The story narrated by Bixby, the cofounder of CPLEX and Gurobi the two best available commercial mathematical optimization solvers. The magic happened in CPLEX V6.5 back in 1999 with almost 10x y—o-y performance improvement.
I don't agree with the conclusion of the paper. The computing architectures have been improving dramatically over the last few years, and almost any task that was achievable 5 years ago with deep learning is orders of magnitudes cheaper to train.
The energy resources taken by deep learning is increasing because of the huge ROI for companies, but it will probably slow down as the compute cost gets close to the cost of software engineers (or the profit of a company), because at that point researching improvements to the models gets relatively cheaper again.
Perhaps it can. (Though the number of companies that can afford to train it is rather small.) But can $5 trillion be extracted from GPT-6? Even if it can, who can afford to train it?
If you want to build a supersonic fighter, it's a lot easier if you can look at how someone else has done it. This focuses your search to certain parts of the possibility space, saving tons of time. It gives you proof that certain techniques can in fact work. This is why the proof-of-concept, or technology demonstrater, is such an important milestone.
It's why countries do so much technology espionage.

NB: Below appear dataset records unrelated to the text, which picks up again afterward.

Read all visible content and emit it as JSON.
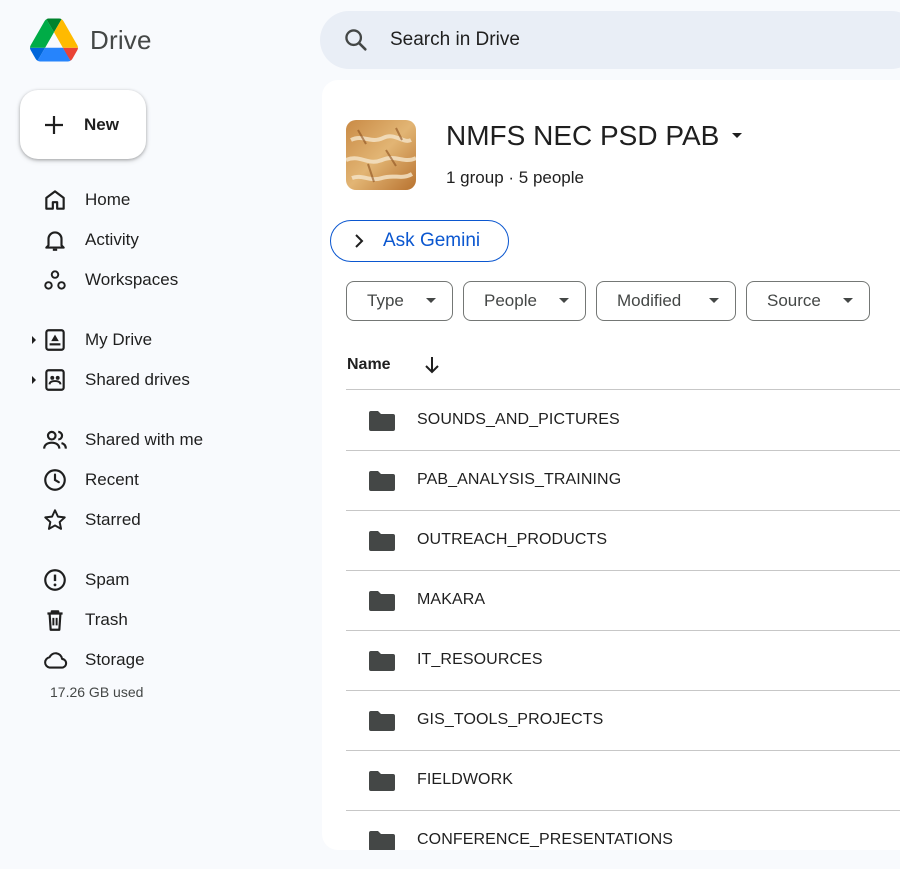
{
  "app": {
    "name": "Drive"
  },
  "search": {
    "placeholder": "Search in Drive"
  },
  "new_button": {
    "label": "New"
  },
  "sidebar": {
    "items": [
      {
        "label": "Home",
        "icon": "home-icon"
      },
      {
        "label": "Activity",
        "icon": "bell-icon"
      },
      {
        "label": "Workspaces",
        "icon": "workspaces-icon"
      },
      {
        "label": "My Drive",
        "icon": "my-drive-icon",
        "expandable": true
      },
      {
        "label": "Shared drives",
        "icon": "shared-drives-icon",
        "expandable": true
      },
      {
        "label": "Shared with me",
        "icon": "people-icon"
      },
      {
        "label": "Recent",
        "icon": "clock-icon"
      },
      {
        "label": "Starred",
        "icon": "star-icon"
      },
      {
        "label": "Spam",
        "icon": "spam-icon"
      },
      {
        "label": "Trash",
        "icon": "trash-icon"
      },
      {
        "label": "Storage",
        "icon": "cloud-icon"
      }
    ],
    "storage_used": "17.26 GB used"
  },
  "group": {
    "title": "NMFS NEC PSD PAB",
    "subtitle": "1 group · 5 people"
  },
  "gemini": {
    "label": "Ask Gemini"
  },
  "filters": [
    "Type",
    "People",
    "Modified",
    "Source"
  ],
  "list": {
    "column_name": "Name",
    "rows": [
      "SOUNDS_AND_PICTURES",
      "PAB_ANALYSIS_TRAINING",
      "OUTREACH_PRODUCTS",
      "MAKARA",
      "IT_RESOURCES",
      "GIS_TOOLS_PROJECTS",
      "FIELDWORK",
      "CONFERENCE_PRESENTATIONS"
    ]
  },
  "colors": {
    "accent_blue": "#0b57d0",
    "background": "#f8fafd",
    "search_bg": "#e9eef6",
    "folder": "#444746"
  }
}
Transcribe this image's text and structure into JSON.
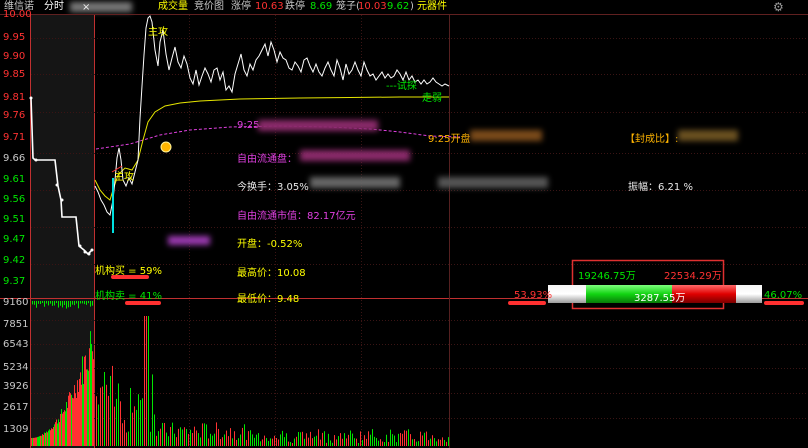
{
  "colors": {
    "up": "#ff3232",
    "down": "#00e600",
    "yellow": "#ffff00",
    "magenta": "#e040e0",
    "axis": "#c03030",
    "white": "#ffffff"
  },
  "header": {
    "stock_name": "维信诺",
    "tab_minute": "分时",
    "close_icon": "×",
    "volume_label": "成交量",
    "auction_label": "竞价图",
    "limit_up_label": "涨停",
    "limit_up_value": "10.63",
    "limit_down_label": "跌停",
    "limit_down_value": "8.69",
    "cage_label": "笼子(",
    "cage_high": "10.03",
    "cage_low": "9.62",
    "cage_close": ")",
    "sector": "元器件",
    "settings_icon": "gear-icon"
  },
  "price_axis": [
    "10.00",
    "9.95",
    "9.90",
    "9.85",
    "9.81",
    "9.76",
    "9.71",
    "9.66",
    "9.61",
    "9.56",
    "9.51",
    "9.47",
    "9.42",
    "9.37"
  ],
  "volume_axis": [
    "9160",
    "7851",
    "6543",
    "5234",
    "3926",
    "2617",
    "1309"
  ],
  "annotations": {
    "attack": "主攻",
    "attack2": "主攻",
    "probe": "---试探",
    "leave": "走弱",
    "inst_buy": "机构买 = 59%",
    "inst_sell": "机构卖 = 41%",
    "auction_925": "9:25",
    "auction_925_open": "9:25开盘",
    "seal_ratio": "【封成比】:",
    "free_float_vol": "自由流通盘：",
    "turnover": "今换手：3.05%",
    "amplitude": "振幅：6.21 %",
    "free_float_mv": "自由流通市值：82.17亿元",
    "open": "开盘：-0.52%",
    "high": "最高价：10.08",
    "low": "最低价：9.48"
  },
  "flow": {
    "buy_amount": "19246.75万",
    "sell_amount": "22534.29万",
    "net_amount": "3287.55万",
    "left_pct": "53.93%",
    "right_pct": "46.07%"
  }
}
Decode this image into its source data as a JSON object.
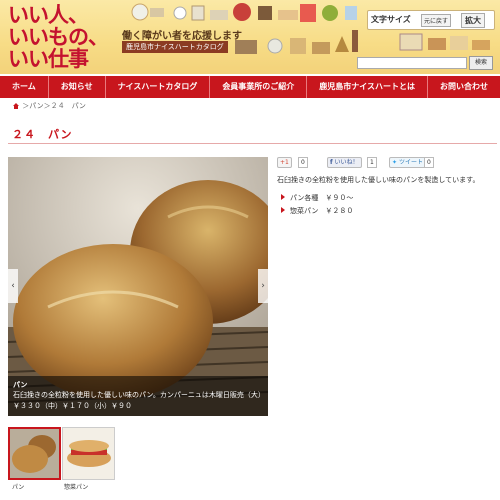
{
  "header": {
    "logo_lines": [
      "いい人、",
      "いいもの、",
      "いい仕事"
    ],
    "tagline": "働く障がい者を応援します",
    "catalog_label": "鹿児島市ナイスハートカタログ",
    "font_size_label": "文字サイズ",
    "font_reset_label": "元に戻す",
    "font_enlarge_label": "拡大",
    "search_button_label": "検索",
    "search_value": ""
  },
  "nav": {
    "items": [
      "ホーム",
      "お知らせ",
      "ナイスハートカタログ",
      "会員事業所のご紹介",
      "鹿児島市ナイスハートとは",
      "お問い合わせ"
    ]
  },
  "breadcrumb": {
    "text": "＞パン＞２４　パン"
  },
  "page": {
    "title": "２４　パン"
  },
  "slider": {
    "caption_title": "パン",
    "caption_desc": "石臼挽きの全粒粉を使用した優しい味のパン。カンパーニュは木曜日販売（大）",
    "caption_price": "￥３３０（中）￥１７０（小）￥９０",
    "thumbs": [
      {
        "label": "パン",
        "selected": true
      },
      {
        "label": "惣菜パン",
        "selected": false
      }
    ]
  },
  "social": {
    "gplus_label": "+1",
    "gplus_count": "0",
    "fb_label": "いいね！",
    "fb_count": "1",
    "tweet_label": "ツイート",
    "tweet_count": "0"
  },
  "product": {
    "description": "石臼挽きの全粒粉を使用した優しい味のパンを製造しています。",
    "items": [
      "パン各種　￥９０～",
      "惣菜パン　￥２８０"
    ]
  },
  "colors": {
    "accent": "#c8161d",
    "header_bg": "#f7dc86"
  }
}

Maybe it takes us a of computation to get the first NN that achieves a given performance level on a task we care about.
But then we have an artefact we can reverse engineer. At a minimum, we can compress it, sure. But ultimately we can do science on it to find out how it's doing what it's doing, to look for the learned architectures within.
It's going to be a lot easier to do this on a deep learning system, than a biological one.
Maybe we wouldn't do this while it's cheap to just scale compute, but eventually we will. And the new understanding we get will probably enable us to build new generations that are even more efficient.
This is really just a gut take, but it's an argument for optimistism here.